Scholar Who Predicted the Economic Collapse of the Soviet Union Dies at 92

Economist and scholar Charles Wolf Jr. has died at the age of 92. The RAND Corporation, Wolf’s home for more than 60 years, has released a statement.

“Charlie Wolf was a significant figure at RAND for much of its history,” said Michael D. Rich, president and chief executive officer of the RAND Corporation. “As a leader of our Economics Department and founding dean of our graduate school, he helped shape generations of economists, statisticians and policy analysts. And his personal research made impressive scholarly contributions to several fields at critical junctures in time.”

Among Wolf’s accomplishments was a 1983 report entitled “The Costs of the Soviet Empire,” which examined the economic burdens borne by the Soviet Union in the preceding decade and predicted the collapse of the USSR years before it happened.

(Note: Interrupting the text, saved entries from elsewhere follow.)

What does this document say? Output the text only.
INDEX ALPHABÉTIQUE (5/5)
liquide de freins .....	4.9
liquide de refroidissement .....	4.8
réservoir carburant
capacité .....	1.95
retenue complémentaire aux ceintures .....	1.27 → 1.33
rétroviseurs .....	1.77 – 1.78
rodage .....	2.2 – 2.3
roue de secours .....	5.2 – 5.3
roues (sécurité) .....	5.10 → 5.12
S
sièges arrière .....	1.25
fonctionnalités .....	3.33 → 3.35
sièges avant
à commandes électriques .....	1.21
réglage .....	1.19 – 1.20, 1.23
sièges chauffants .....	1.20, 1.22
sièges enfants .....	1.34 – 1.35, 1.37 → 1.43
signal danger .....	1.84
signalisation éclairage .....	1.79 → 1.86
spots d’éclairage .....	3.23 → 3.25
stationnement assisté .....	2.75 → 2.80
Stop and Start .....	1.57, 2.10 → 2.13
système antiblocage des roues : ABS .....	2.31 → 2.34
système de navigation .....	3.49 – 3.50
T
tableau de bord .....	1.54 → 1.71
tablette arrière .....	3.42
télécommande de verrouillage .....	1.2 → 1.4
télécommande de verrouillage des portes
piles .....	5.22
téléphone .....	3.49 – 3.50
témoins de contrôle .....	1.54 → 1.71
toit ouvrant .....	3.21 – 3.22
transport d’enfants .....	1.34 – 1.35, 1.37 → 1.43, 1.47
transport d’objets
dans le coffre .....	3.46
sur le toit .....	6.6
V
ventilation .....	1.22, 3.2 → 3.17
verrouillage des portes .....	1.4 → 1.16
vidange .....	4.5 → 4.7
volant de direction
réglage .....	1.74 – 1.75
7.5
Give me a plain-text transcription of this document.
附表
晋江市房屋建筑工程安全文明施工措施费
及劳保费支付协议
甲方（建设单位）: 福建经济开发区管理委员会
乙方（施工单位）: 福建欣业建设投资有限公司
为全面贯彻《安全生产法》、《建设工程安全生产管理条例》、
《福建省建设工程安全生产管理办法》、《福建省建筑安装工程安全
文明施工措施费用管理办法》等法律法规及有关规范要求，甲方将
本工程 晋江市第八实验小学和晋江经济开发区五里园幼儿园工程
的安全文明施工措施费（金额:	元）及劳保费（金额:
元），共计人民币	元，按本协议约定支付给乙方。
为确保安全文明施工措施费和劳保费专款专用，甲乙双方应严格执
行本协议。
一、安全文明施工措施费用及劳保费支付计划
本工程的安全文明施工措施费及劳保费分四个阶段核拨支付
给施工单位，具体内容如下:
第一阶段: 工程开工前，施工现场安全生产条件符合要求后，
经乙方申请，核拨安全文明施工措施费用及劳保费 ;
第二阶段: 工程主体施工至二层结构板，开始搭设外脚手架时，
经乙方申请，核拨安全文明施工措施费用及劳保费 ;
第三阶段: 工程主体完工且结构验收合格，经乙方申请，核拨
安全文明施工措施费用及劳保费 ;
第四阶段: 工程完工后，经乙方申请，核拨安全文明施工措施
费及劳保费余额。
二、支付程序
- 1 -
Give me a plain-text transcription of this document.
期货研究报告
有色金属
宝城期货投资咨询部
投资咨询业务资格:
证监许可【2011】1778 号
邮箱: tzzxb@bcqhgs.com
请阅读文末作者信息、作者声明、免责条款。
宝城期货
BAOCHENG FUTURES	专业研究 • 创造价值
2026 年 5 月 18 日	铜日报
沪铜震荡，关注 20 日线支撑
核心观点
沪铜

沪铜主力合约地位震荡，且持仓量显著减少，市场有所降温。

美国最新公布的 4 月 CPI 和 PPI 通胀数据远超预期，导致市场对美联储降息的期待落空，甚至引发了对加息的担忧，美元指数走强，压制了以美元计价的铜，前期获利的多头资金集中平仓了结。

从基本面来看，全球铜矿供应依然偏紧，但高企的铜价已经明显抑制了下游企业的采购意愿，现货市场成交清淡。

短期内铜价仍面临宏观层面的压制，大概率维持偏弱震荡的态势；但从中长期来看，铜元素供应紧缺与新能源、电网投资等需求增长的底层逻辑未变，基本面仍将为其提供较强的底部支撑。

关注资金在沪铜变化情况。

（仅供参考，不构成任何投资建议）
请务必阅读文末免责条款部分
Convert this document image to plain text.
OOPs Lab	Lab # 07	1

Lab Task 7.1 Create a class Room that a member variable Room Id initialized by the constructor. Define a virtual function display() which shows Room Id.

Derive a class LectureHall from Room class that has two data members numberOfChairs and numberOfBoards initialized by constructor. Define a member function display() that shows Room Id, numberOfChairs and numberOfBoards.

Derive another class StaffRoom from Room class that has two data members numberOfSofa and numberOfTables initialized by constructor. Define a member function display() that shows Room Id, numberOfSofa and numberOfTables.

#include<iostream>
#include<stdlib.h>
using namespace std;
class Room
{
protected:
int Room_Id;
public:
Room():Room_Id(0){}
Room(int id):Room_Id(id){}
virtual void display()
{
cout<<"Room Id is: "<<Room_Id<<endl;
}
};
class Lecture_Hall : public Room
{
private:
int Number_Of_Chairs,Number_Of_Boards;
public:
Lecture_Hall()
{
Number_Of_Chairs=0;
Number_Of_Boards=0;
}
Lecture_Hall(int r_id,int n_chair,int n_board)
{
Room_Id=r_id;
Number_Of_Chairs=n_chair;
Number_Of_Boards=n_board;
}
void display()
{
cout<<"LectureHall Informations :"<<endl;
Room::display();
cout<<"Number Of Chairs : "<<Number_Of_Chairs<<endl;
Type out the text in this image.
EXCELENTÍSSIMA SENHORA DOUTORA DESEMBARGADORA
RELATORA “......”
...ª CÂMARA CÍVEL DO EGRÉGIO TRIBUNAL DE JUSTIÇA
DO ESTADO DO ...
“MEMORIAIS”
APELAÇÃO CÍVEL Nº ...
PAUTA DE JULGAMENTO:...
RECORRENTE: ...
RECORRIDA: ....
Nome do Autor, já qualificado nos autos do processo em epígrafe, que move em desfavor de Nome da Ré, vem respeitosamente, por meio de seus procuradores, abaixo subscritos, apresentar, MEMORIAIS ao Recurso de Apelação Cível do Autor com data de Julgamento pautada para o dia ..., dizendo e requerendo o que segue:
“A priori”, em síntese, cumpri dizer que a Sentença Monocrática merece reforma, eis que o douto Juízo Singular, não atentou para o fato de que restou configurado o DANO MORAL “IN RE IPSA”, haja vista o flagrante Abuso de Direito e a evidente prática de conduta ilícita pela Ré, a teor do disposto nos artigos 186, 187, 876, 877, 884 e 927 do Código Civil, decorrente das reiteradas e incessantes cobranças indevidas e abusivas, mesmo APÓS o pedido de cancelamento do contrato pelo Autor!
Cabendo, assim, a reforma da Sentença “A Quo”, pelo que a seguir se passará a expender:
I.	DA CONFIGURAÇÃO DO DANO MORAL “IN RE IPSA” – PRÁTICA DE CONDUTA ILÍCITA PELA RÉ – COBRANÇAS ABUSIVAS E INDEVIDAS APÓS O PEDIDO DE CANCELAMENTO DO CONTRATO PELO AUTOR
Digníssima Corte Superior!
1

Wolf was also a contributor to THE WEEKLY STANDARD. His most recent article, a review of Bourgeois Equality by Deirdre Nansen McCloskey, ran in the October 10 issue. Read an excerpt below:

A casual glance at Bourgeois Equality could convey a mistaken impression that the book is for coffee-table display, for show rather than serious perusal. The volume is large (three pounds, 768 pages) and its dust jacket features a colorful painting by the 16th-century Flemish artist Joachim Beuckelaer—all familiar characteristics of coffee-table fare. In fact, however, Bourgeois Equality is a serious work that encompasses two serious books within it: The title is a tongue-in-cheek counter to the profusion of current rhetoric about inequality. McCloskey advances, instead, the proposition that bourgeois commerce has often more effectively nurtured equality—think of start-ups, family businesses, mom-and-pop groceries, home-based ventures—than have repetitive exhortations about the evils of inequality.